Richard Dickson said his dad started at the family construction business, then called Lige Dickson Co., as a bulldozer operator in the 1940s and became president in 1971 of what is now Dickson Co. Bill helped expand the business from an earthmoving and utility contractor by adding demolition services and a gravel pit.
Richard said his father was a good problem solver. “He was cool under fire ... and ... in construction, there are a lot crises,” Richard said.
About three years ago Bill stepped down from a leadership role at the company but still wanted to come to work. The new job? Conducting daily visible inspections for oil sheens on three ponds at the company's gravel pit.
Over his career, Bill helped manage much larger and more complex projects, such as building five miles of Interstate 90 over Snoqualmie Pass, three five-mile segments of Interstate 5, about half of state Route 512, and demolishing a nuclear reactor building at Hanford.
Richard said the $35 million Hanford project was the company's largest demolition job. It involved removing three-quarters of the building that housed the reactor core and supervising a subcontractor that built a roof and walls around the remaining core. Work started in 2008 and continued into 2012.
Dickson Co. also demolished about 500 buildings over three years in the 1990s at Fort Lewis.
Earlier this year, the company tore down the 67,000-square-foot building in Montlake that housed the Museum of History & Industry for 60 years.
In his 20s, Bill attended the University of Puget Sound for two years, trading bulldozing work on the campus for tuition.
He later became active in the construction community, serving in 1964 as president of the Tacoma Chapter of the Associated General Contractors of Washington, as a trustee for about 20 years for the Operating Engineers Health and Pension Trust, and as a regular at AGC Southern District dinners.

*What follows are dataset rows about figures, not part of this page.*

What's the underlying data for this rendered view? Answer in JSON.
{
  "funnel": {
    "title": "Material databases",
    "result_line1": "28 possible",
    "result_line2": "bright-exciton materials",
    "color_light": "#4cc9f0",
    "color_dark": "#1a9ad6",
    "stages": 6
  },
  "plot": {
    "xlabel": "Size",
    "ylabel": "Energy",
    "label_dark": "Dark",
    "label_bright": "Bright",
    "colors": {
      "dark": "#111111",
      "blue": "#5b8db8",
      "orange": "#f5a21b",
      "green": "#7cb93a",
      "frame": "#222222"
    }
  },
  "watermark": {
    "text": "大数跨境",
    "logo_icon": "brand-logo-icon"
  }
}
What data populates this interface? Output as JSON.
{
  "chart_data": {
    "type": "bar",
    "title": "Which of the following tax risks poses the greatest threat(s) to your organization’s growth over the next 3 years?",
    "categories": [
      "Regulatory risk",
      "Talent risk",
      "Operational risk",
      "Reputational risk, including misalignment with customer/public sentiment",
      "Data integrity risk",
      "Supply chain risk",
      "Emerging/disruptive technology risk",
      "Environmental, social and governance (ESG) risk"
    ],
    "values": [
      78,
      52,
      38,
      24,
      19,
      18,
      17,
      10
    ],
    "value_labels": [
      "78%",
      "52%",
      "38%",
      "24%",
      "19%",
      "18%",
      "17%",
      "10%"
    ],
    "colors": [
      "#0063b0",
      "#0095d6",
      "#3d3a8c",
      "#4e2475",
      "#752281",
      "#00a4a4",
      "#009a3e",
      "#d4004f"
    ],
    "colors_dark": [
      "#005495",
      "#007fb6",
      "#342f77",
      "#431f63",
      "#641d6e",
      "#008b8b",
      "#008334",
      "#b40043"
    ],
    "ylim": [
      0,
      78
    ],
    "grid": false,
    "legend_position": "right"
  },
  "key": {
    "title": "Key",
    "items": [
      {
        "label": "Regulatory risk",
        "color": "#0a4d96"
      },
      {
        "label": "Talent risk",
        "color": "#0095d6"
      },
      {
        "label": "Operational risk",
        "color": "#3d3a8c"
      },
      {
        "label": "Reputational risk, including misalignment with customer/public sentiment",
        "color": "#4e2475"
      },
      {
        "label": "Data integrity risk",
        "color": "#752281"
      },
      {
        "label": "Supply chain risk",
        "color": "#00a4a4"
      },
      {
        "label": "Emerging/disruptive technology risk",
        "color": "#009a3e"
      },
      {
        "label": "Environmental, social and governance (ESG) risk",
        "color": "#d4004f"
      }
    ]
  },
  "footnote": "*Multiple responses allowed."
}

Richard said his father treated everyone with a high level of respect, from the president of a company to the laborer in the field. “He never said a bad word about anybody,” Richard said.
Longtime Dickson employee Randy Asahara wrote: “Mr. Dickson was always a gentleman, he was generous with his time, and was the kindest man I have ever met. He always had time to speak with you, and he always had a good story and joke to tell. His accomplishments in our construction industry, as well as in the community and especially with his family, are an inspiration to all of us.”
Richard said a guest speaker didn't show up at an AGC meeting years ago, and that's when Bill stepped in with jokes described by one industry source as “legendary.” AGC members liked the show and Bill ended up entertaining them pretty much every month.
Outside of construction, Bill was highly involved with the Mormon church, where he served as bishop for five years and was on the high council for 23 years. He even helped manage a remodel of the local church.
Richard said he developed a good work ethic from his father, who used to wake him and his four siblings at 8 a.m. on Saturdays to do chores around the house. Bill also took his kids with him while doing volunteer work.
Richard said his dad would often help someone that needed money. “He showed by example what really counts in life,” Richard said.
Funeral services will be held 11 a.m. Monday at the Church of Jesus Christ of Latter-Day Saints in Tacoma at South 12th and Pearl streets.